By data mining a public dataset (GSE43974), the key DGF-related genes in DCD kidney biopsies taken after short-time reperfusion (45-60 min) were identified by differential expression analysis and a LASSO-penalized logistic regression model. Their coefficients for modeling were calculated by multivariate logistic regression. Receiver operating characteristic curves and a nomogram were generated to evaluate its predictive ability for DGF occurrence. Gene set enrichment analysis (GSEA) was performed to explore biological pathways underlying DGF in DCD KT.
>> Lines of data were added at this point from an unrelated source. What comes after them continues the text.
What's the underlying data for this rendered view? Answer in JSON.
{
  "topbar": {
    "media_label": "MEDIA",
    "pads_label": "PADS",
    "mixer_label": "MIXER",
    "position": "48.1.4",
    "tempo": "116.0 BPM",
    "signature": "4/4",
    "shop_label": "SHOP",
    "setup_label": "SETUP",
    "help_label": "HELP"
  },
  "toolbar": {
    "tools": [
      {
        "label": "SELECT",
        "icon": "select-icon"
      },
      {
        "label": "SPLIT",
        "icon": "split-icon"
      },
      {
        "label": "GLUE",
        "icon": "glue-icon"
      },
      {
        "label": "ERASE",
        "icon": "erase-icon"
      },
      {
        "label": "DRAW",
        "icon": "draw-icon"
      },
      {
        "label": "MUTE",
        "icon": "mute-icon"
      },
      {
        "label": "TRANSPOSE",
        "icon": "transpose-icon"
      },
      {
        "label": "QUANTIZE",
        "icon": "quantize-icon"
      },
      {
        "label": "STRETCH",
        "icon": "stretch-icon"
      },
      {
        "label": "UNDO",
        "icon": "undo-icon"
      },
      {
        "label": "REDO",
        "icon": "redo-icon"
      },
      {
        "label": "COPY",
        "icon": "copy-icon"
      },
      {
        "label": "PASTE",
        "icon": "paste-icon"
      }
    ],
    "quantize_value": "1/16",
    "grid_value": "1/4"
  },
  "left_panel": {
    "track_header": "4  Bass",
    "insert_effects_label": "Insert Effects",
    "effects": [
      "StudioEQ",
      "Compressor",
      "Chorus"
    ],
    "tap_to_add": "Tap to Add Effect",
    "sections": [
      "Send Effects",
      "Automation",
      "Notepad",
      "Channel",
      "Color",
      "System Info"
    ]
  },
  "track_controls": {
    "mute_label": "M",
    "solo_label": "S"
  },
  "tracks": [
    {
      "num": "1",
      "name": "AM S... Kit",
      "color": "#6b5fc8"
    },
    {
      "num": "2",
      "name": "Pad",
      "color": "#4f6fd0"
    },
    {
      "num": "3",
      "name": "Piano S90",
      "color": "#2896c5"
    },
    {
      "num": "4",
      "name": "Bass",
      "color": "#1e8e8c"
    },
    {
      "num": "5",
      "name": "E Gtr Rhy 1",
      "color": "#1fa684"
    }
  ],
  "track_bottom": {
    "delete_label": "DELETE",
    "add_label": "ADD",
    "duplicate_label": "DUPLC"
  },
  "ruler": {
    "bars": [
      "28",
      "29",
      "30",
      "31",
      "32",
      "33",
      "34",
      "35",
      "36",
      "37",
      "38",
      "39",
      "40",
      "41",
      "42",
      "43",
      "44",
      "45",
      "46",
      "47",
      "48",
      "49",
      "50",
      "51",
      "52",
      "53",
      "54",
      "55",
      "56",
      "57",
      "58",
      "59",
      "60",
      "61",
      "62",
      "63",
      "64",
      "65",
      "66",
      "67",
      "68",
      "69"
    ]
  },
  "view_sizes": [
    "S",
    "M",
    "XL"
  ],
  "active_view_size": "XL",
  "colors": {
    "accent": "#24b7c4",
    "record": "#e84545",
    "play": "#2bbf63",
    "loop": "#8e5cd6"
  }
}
Five key DGF-related genes (CHST3, GOLPH3, ZBED5, AKR1C4, and ERRFI1) were first identified, all of which displayed good discrimination for DGF occurrence after DCD KT (all P<0.05). A five-mRNA-based risk score was further established and showed excellent predictive ability (AUC =0.9708, P<0.0001), which was obviously higher than that of the five genes alone. Eight DGF-related biological pathways in DCD kidneys, such as "arachidonic acid metabolism", "lysosome", "proximal tubule bicarbonate reclamation", "glutathione metabolism", were identified by GSEA (all P<0.05). Moreover, a convenient and visual nomogram based on the genomic risk score was also constructed and displayed high accuracy for DGF prediction specific to DCD KT.
The novel genomic model may effectively predict the likelihood of DGF immediately after DCD KT or even prior to transplantation in the context of normothermic machine perfusion in the future.
心脏死亡后器官捐献肾移植(DCD-KT)后移植肾功能延迟(DGF)的高发生率给移植临床医生带来了巨大挑战。本研究旨在探索与DGF相关的生物标志物,并建立一个针对DCD-KT的DGF预测基因组模型。
通过挖掘公共数据集(GSE43974),采用差异表达分析和LASSO惩罚逻辑回归模型,确定了短时间再灌注(45-60分钟)后DCD肾活检中与DGF相关的关键基因。通过多变量逻辑回归计算其建模系数。生成受试者工作特征曲线和列线图,以评估其对DGF发生的预测能力。进行基因集富集分析(GSEA)以探索DCD-KT中DGF的潜在生物学途径。
首次鉴定出五个与DGF相关的关键基因(CHST3、GOLPH3、ZBED5、AKR1C4和ERRFI1),所有这些基因对DCD-KT后DGF的发生均具有良好的区分能力(所有P<0.05)。进一步建立了基于五个mRNA的风险评分,显示出优异的预测能力(AUC =0.9708,P<0.0001),明显高于单独的五个基因。通过GSEA鉴定出DCD肾中八个与DGF相关的生物学途径,如“花生四烯酸代谢”、“溶酶体”、“近端小管碳酸氢盐回收”、“谷胱甘肽代谢”(所有P<0.05)。此外,还构建了基于基因组风险评分的便捷直观列线图,对DCD-KT的DGF预测显示出高准确性。
新的基因组模型可能有效地预测DCD-KT后立即甚至在未来常温机器灌注情况下移植前DGF的发生可能性。